Professor Main writes:
"I have been researching coincidence for over 25 years, focusing mostly on Carl Jung’s seminal concept of synchronicity. Jung’s approach appeals to me because of his openness to the full range of coincidence phenomena, even those that involve seemingly paranormal elements. I like that Jung, while not disregarding issues of proof and explanation, focuses primarily on what coincidences and other anomalous phenomena mean – and the range of meanings he recognizes can stretch from the mundane to the cosmic. I also like his boldness in allowing his psychological theories, as well as his view of reality, to be shaped by the phenomena he encountered, and not vice versa.
"In my book The Rupture of Time: Synchronicity and Jung’s Critique of Modern Western Culture I explore various ways in which Jung’s concept of synchronicity radically challenges the entrenched assumptions of mainstream modern culture in the West and invites us to revise our understanding of science, religion, and the relationship between the individual and society. In my other book Revelations of Chance: Synchronicity as Spiritual Experience I focus on the spiritual implications of coincidences and how the ‘thinking in terms of the whole’ that is characteristic of synchronicity has informed traditional practices of divination, such as the I Ching.
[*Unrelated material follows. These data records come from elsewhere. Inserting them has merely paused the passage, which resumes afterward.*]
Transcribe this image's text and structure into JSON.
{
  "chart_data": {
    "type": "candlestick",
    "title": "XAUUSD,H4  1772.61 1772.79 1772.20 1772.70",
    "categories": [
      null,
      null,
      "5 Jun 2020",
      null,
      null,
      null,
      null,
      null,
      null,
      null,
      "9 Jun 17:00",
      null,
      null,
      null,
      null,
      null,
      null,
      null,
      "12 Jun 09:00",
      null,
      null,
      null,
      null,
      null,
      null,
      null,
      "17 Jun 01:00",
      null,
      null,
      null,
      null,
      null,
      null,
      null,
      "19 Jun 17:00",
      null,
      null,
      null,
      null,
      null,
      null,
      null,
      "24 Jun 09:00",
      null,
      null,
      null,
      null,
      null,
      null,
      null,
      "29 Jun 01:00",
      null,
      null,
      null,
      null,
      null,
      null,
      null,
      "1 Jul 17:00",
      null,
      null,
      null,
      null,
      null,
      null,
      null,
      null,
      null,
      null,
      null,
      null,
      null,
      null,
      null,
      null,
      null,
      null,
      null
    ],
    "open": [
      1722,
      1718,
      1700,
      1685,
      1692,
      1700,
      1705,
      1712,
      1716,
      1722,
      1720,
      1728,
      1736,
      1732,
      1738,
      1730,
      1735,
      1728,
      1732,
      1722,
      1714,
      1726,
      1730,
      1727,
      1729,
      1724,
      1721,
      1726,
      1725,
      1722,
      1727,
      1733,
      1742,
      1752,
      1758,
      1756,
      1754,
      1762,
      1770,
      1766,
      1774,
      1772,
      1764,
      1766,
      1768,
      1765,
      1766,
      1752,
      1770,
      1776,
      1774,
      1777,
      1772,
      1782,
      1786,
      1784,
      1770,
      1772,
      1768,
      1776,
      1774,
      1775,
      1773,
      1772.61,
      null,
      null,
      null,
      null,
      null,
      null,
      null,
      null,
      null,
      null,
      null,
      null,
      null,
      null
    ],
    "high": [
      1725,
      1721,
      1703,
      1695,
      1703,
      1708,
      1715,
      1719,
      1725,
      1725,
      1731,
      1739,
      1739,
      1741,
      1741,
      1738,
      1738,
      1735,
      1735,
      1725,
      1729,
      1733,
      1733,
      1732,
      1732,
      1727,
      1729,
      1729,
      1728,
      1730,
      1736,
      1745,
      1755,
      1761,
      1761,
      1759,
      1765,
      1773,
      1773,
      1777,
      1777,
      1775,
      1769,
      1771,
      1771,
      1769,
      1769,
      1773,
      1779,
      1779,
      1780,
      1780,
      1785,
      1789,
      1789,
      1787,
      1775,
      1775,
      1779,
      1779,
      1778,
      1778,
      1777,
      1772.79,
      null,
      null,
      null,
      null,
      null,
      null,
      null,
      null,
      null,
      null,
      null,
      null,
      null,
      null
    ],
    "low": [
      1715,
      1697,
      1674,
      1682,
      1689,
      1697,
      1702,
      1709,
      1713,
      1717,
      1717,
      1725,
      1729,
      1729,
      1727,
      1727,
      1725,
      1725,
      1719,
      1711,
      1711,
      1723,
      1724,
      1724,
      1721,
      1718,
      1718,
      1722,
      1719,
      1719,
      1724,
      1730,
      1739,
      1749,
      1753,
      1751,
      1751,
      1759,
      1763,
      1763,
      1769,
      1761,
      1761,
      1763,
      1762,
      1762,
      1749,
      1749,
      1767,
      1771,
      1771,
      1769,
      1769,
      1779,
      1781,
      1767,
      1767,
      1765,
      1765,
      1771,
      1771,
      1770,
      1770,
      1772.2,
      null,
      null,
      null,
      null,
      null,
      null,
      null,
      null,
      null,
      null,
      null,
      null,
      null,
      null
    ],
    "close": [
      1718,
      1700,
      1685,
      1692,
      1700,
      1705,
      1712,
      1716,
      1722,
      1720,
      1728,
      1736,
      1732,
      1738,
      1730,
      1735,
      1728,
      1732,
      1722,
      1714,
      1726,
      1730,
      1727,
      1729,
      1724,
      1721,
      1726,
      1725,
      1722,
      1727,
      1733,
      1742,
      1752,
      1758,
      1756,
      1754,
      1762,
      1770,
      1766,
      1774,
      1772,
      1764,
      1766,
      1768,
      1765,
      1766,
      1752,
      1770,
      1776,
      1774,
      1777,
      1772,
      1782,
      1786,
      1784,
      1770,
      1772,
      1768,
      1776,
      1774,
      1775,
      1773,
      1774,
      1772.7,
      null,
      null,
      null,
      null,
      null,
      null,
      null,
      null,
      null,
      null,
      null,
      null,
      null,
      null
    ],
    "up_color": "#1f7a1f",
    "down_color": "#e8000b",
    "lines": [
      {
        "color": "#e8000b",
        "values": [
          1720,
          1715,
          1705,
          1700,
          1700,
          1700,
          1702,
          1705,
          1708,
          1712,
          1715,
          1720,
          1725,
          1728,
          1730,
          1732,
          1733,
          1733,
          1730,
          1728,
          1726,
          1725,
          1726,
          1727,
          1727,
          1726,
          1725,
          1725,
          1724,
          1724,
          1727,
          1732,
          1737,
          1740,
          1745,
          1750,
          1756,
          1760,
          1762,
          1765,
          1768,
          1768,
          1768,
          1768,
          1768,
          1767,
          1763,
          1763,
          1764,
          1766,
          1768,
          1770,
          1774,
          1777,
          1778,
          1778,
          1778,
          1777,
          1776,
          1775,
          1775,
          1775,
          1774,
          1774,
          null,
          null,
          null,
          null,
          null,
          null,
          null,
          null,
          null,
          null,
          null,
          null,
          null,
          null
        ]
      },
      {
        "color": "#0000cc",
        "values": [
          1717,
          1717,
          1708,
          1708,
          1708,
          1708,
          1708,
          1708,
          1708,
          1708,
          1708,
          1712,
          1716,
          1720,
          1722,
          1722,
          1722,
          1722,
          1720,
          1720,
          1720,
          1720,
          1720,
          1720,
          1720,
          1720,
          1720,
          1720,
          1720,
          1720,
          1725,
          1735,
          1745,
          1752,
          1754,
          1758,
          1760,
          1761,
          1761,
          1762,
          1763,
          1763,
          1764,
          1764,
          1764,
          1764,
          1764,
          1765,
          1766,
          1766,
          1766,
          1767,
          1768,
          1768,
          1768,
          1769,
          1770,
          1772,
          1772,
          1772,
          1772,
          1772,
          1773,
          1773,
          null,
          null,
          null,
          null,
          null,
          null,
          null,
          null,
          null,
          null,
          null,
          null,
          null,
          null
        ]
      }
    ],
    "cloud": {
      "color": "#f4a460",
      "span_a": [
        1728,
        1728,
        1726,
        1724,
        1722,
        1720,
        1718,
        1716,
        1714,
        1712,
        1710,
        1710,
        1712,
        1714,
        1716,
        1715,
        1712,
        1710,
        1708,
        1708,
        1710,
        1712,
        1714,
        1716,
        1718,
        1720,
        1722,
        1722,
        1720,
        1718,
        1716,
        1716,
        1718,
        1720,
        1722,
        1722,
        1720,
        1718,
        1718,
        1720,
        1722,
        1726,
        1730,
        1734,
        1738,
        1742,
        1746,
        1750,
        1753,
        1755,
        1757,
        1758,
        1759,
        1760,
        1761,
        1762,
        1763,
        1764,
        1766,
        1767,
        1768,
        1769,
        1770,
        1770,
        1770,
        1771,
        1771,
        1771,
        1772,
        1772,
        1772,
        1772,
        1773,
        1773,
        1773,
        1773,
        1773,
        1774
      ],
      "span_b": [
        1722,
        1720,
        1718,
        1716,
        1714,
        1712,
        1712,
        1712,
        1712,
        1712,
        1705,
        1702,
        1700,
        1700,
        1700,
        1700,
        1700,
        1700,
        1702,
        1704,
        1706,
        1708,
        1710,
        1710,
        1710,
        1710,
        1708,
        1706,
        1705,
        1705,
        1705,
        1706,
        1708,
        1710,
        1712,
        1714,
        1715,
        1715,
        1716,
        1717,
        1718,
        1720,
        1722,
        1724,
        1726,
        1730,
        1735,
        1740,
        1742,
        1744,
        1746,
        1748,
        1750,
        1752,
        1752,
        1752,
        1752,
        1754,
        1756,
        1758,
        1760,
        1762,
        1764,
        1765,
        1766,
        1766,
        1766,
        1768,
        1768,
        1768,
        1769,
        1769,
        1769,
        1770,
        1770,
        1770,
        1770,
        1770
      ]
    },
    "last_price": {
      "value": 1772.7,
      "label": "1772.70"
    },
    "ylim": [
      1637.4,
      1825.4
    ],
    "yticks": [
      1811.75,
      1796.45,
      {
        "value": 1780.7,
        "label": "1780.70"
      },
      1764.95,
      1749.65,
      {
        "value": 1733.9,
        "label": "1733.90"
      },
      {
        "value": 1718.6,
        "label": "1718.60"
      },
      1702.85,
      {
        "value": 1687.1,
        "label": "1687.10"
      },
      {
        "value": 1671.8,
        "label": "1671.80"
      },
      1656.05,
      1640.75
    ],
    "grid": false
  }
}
For Jung and for many since, synchronicity has provided a resource for attempting to re-enchant the increasingly disenchanted modern world.
"Jung’s entire psychology has a profoundly holistic character, and his concept of synchronicity has a fundamental role to play in supporting this orientation. Synchronistic events disclose deep interconnections between mind and body, between one person and another, between humans and the natural world; even, it seems to some, between humans and a reality transcending the ordinary empirical world. For the appearance of corresponding patterns of meaning in contexts that, so far as we are able to discern, are causally unconnected can suggest that there is a superordinate level of reality that in some sense is unitary, what Jung referred to by a term borrowed from alchemy: the unus mundus or ‘one world.' Perhaps Jung sometimes overstretches himself and exceeds his data. But if he does, it is always in ways that remain profoundly stimulating."